Brown told the Beacon that not opening the EWR in Burnaby is something that “should have happened” in hindsight.
“Sometimes it just gets by you,” he said, adding he takes responsibility for the decision. “It’s not a perfect system,” he said.
He added that the EWR is now open from Nov 16 to 19 at Westminster Bible Chapel due to near-freezing conditions over the next few days.

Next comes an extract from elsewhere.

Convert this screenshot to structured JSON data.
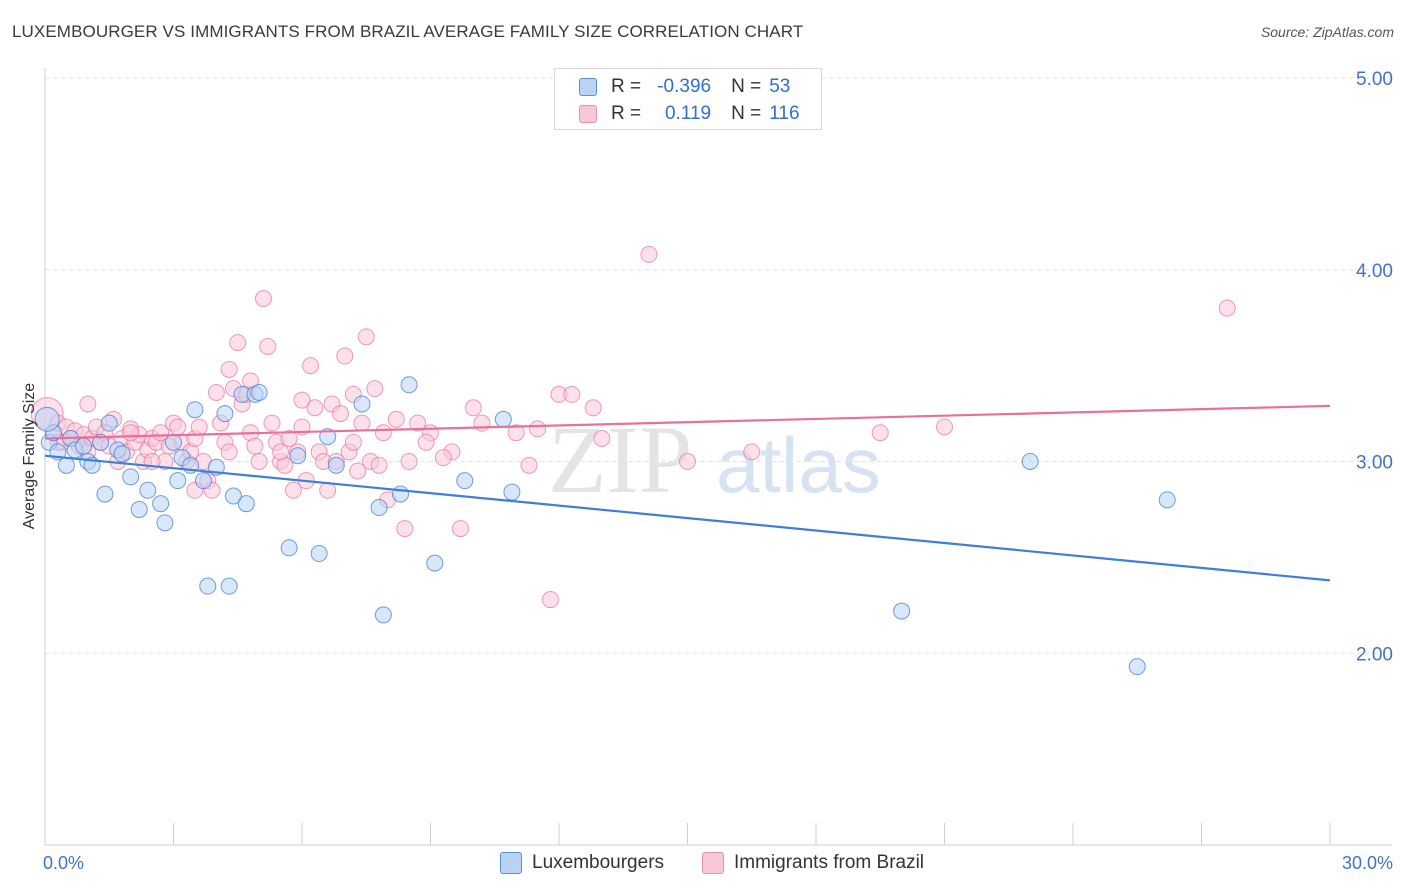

Flanagan told the Beacon that ultimately, the city needs a permanent warming centre because the facilities do not offer enough space.
There is also a temporary shelter located on Douglas Rd which is not an EWR site. Flanagan said this shelter is “always full” and only has 20 spots open (15 for men and 5 for women) due to current COVID protocols.
“So at the most, even if you take up 15 people there are a lot more homeless people [in the city] than that. Last week, I have spoken with at least six people about where they are going to be sleeping,” she said.
“I really hope the city finds some kind of space to open a winter EWR, especially after last weekend.”